Regia: Valentina Lucari; origine: Italia; durata: 16'


A distanza di 15 anni dal loro incontro, Titus e Tonino raccontano la fine della loro storia. L'amore vissuto attraverso il ricordo: piccoli dettagli dolorosi riaffiorano, a volte subito smitizzati da una battuta ironica, o da un silenzio di drammatica intensità.

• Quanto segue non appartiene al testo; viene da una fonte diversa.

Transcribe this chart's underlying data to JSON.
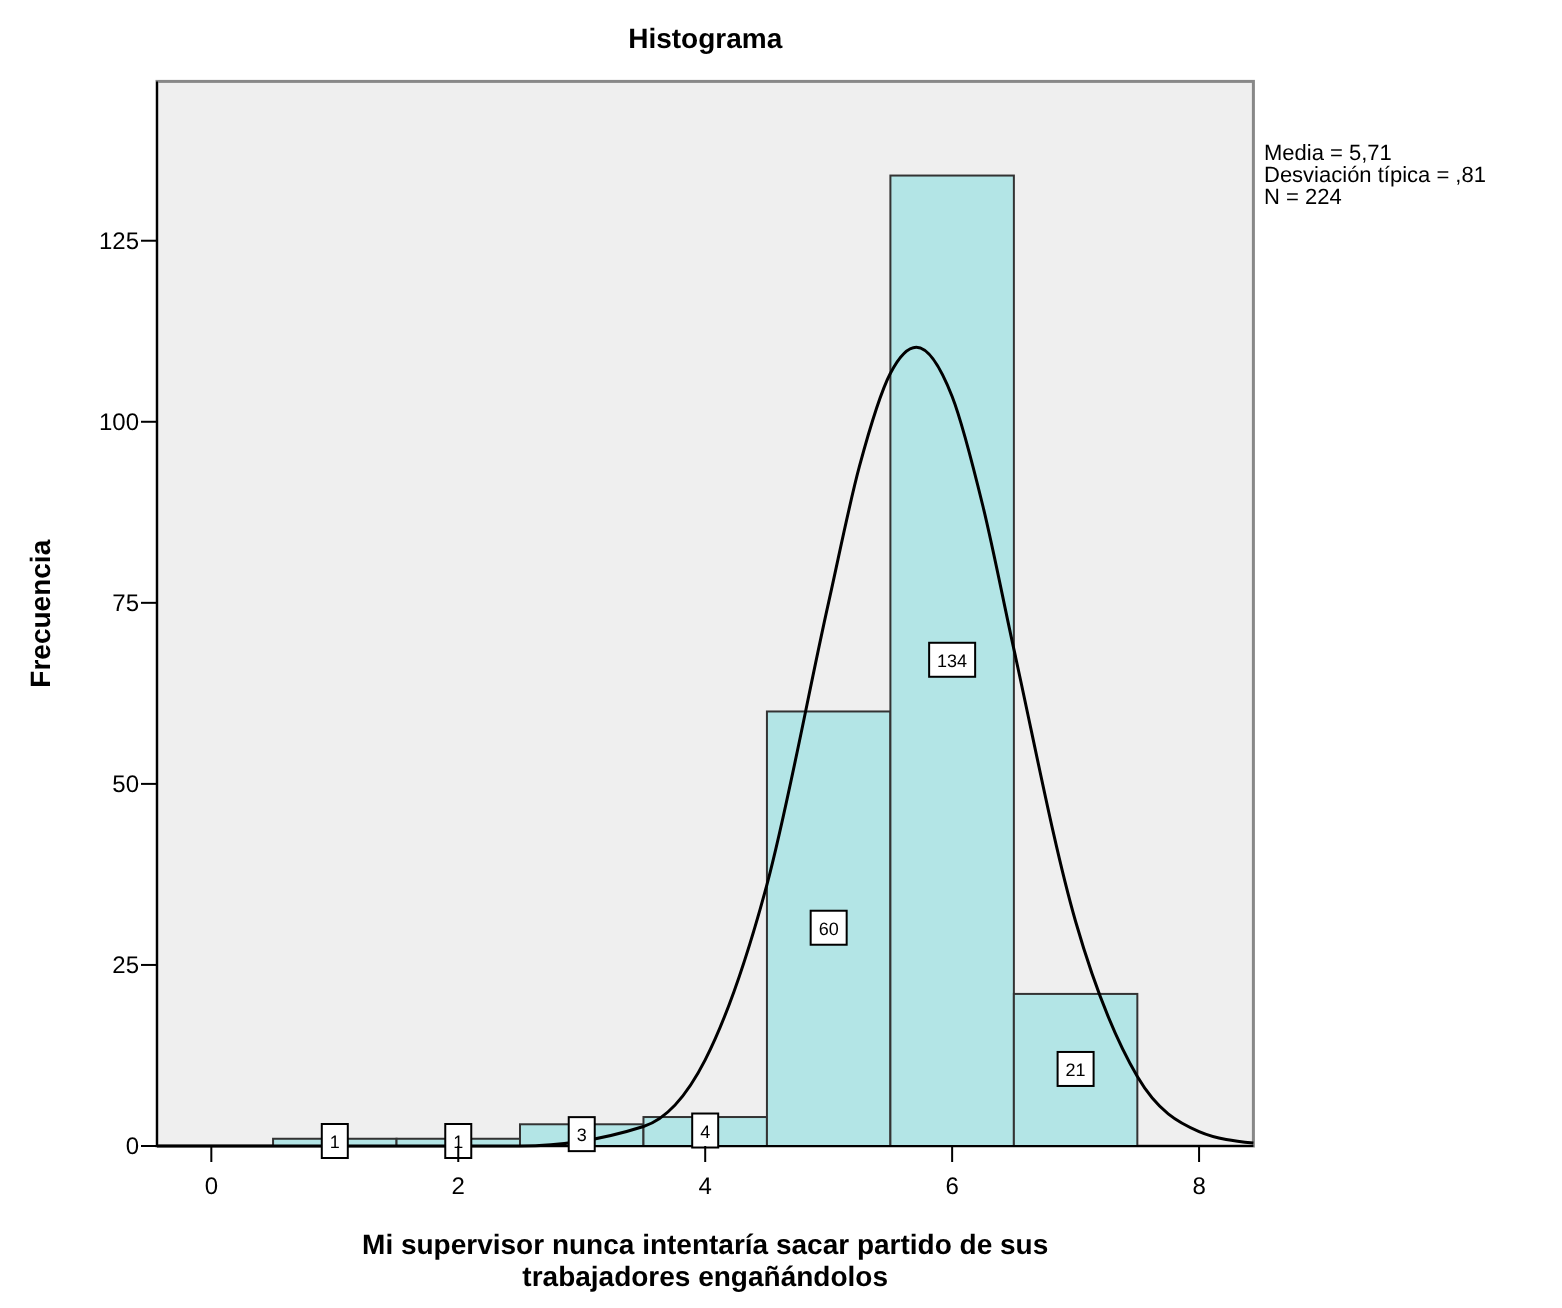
{
  "chart_data": {
    "type": "histogram",
    "title": "Histograma",
    "xlabel": "Mi supervisor nunca intentaría sacar partido de sus\ntrabajadores engañándolos",
    "ylabel": "Frecuencia",
    "bins": [
      0.5,
      1.5,
      2.5,
      3.5,
      4.5,
      5.5,
      6.5,
      7.5
    ],
    "values": [
      1,
      1,
      3,
      4,
      60,
      134,
      21
    ],
    "color": "#b3e5e6",
    "value_labels": [
      "1",
      "1",
      "3",
      "4",
      "60",
      "134",
      "21"
    ],
    "series": [
      {
        "type": "line",
        "color": "#000000",
        "x": [
          -0.44,
          2,
          2.5,
          3.5,
          4,
          4.5,
          5,
          5.25,
          5.5,
          5.71,
          6,
          6.25,
          6.5,
          7,
          7.5,
          8,
          8.44
        ],
        "values": [
          0,
          0,
          0,
          2.7,
          11.9,
          36.1,
          75.1,
          93.9,
          106.7,
          110.3,
          103.5,
          88.3,
          68.6,
          31.0,
          9.6,
          2.0,
          0.4
        ]
      }
    ],
    "xlim": [
      -0.44,
      8.44
    ],
    "xticks": [
      0,
      2,
      4,
      6,
      8
    ],
    "ylim": [
      0,
      147
    ],
    "yticks": [
      0,
      25,
      50,
      75,
      100,
      125
    ],
    "grid": false,
    "annotations": [
      "Media = 5,71",
      "Desviación típica = ,81",
      "N = 224"
    ]
  }
}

Subaugusta è un'inchiesta commovente e ironica soprattutto sui cosiddetti miraggi sentimentali e la regista Valentina Lucari realizza un ideale split screen sulle aspettative d'amore tra passato, presente e futuro, ovvero su quello che sarebbe potuto succedere e non è mai accaduto.


 


ore 22.30


Torture Garden (2004)


Regia: Elisa Bolognini; produzione: Mox&Fox; origine: Italia; durata: 50'


v.o.: inglese; sott.: italiano


Viaggio nel sottobosco underground/fetish/sadomaso londinese dove clienti inespressivi e apatici pagano volentieri per essere dominati nell'oscurità di un locale a tinte rosse. La regista Elisa Bolognini non arretra di fronte a nulla, realizzando una sorta di Apocalypse Now del sesso inteso come seriale performance sempre più estrema, ma anche sempre più vuota. Nessun comizio d'amore, nessuna possibilità di comunicazione, se non una tuta in lattice utile a nascondere le proprie fragilità inconfessate (specialmente di parte maschile).